The Vatican Council II document on the Liturgy says, "The season of Lent has a twofold character: primarily by recalling or preparing for baptism and by penance, it disposes the faithful, who more diligently hear the Word of God and devote themselves to prayer, to celebrate the paschal mystery. This twofold character is to be brought into greater prominence...in the liturgy and by liturgical catechesis."
St. Paul said that "Christ did not seek to please himself" (Rm. 15:3). So we have our best model for Lent in Jesus himself.
Father Guido Gandolfo, SSP, commented on our Founder's thoughts on Lent and penance or what the Founder more often called mortification: "To understand precisely the thought of the Founder (Blessed James Alberione) who said 'take on the way of Jesus Christ by means of mortification', we need to speak of adhering so much to Jesus-Way, by following him, even by 'holding on' to him, so that he re-lives his virtues in us today. It is a question then of making space for the One whom we have chosen to love!"
That's a very positive spin on repentance.
Just as in the Spring we do some digging and moving around in our gardens, so the same with our spiritual selves: we dig out the weeds, soften the soil and plant seeds of virtue. We make space for God in our thoughts and in our way of acting, and we spend more time with him in prayer. Best wishes for a great Lent!

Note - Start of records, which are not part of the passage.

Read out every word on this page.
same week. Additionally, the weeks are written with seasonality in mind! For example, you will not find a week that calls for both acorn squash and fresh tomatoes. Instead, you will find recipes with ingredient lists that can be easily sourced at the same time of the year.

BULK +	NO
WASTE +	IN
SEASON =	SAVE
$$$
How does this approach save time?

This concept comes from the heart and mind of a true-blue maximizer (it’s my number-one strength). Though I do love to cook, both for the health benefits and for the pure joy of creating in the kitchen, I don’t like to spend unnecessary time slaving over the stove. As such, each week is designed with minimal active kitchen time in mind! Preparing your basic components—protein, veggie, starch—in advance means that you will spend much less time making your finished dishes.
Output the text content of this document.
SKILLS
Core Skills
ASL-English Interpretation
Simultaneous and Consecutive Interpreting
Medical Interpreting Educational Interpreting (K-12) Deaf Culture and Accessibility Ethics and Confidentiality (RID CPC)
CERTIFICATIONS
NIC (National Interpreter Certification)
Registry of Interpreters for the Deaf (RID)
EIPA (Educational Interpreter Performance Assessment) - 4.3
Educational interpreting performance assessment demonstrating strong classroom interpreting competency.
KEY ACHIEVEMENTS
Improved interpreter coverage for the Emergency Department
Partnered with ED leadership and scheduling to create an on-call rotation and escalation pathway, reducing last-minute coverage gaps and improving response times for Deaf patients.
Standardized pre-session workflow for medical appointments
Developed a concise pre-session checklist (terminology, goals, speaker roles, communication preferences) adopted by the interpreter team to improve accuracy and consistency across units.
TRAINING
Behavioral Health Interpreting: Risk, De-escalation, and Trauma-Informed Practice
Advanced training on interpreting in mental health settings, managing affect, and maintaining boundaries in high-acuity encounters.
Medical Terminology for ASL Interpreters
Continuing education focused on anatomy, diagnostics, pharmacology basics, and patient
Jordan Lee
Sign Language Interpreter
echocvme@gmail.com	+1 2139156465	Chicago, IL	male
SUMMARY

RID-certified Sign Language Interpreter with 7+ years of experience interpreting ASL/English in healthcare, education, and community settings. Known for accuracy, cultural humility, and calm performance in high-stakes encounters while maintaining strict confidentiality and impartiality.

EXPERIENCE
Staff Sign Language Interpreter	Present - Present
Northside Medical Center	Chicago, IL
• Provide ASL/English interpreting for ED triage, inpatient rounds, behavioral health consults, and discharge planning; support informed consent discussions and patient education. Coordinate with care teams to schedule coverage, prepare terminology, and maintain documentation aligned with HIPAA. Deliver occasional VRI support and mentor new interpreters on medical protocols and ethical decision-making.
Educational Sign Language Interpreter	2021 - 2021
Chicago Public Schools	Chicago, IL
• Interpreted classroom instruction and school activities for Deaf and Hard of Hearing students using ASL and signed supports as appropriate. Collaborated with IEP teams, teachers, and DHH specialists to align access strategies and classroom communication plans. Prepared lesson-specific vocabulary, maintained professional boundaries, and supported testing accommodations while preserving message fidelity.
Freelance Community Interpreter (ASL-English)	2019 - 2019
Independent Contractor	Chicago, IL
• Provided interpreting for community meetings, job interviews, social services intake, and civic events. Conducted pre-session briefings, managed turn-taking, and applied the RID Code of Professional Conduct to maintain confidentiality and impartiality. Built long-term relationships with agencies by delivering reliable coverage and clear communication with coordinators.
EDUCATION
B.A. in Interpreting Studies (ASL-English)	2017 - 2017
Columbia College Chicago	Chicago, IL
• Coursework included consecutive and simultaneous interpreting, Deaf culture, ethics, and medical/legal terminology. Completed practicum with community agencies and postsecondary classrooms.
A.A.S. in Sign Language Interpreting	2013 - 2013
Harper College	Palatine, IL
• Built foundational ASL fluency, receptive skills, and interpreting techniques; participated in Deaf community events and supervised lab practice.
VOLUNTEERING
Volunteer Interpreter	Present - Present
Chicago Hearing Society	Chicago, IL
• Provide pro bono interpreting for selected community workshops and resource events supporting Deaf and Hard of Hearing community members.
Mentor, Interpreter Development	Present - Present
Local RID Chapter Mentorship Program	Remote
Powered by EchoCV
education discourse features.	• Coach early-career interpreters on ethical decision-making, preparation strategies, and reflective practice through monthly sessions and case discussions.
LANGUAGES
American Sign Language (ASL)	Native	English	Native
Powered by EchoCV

Thursday, February 15, 2007

Catching Up

Well, a lot has happened in the past few weeks, and I forgot to enter a blog. Forgive the lapse.
Tonight each time I tried to spell check y blog I somehow erased it!
About two weeks ago I accompanied Sister Hosea to St. Isaac Jogues Church in Pickering, just east of Toronto. The pastor and his assistant were very gracious and allowed us to speak after Communion at each Mass. Folks were very responsive once again. That was the beginning of the truly cold weather. Yet people came and waited patiently in line to be served. One of the books which I spoke about was "Why Go to Confession?" It's a little book by Archbishop Bruno Forte. I had the privilege of getting to know Bruno Forte when he spent a month at our Staten Island house several years ago. Then one Saturday morning in Charleston, South Carolina there was a priest sitting in the sanctuary of St. Mary's Church waiting to concelebrate the Mass. The Sister with me, Sr. Mary Agnes, had been in Staten Island that summer when Father Bruno Forte came to stay with us. We both looked at each other and said, "That's Father Forte!" After Mass he walked over to our book center, and one of his books was on display in our book center window. I am delighted that this new book, so small yet so precious is available to a wider audience. Forte has been and still is an outstanding theologian. Right now he is an Archbishop in Italy. For years he taught theology in Naples, Italy. He would spend his summers in a different country not only to practice his language skills, but to get to understand new cultures and the needs of people. Forte's pocket sized book answers not only why go to confession, but its emphasis is not so much on sin, but on the intensity of God's love waiting to meet us in the Sacrament.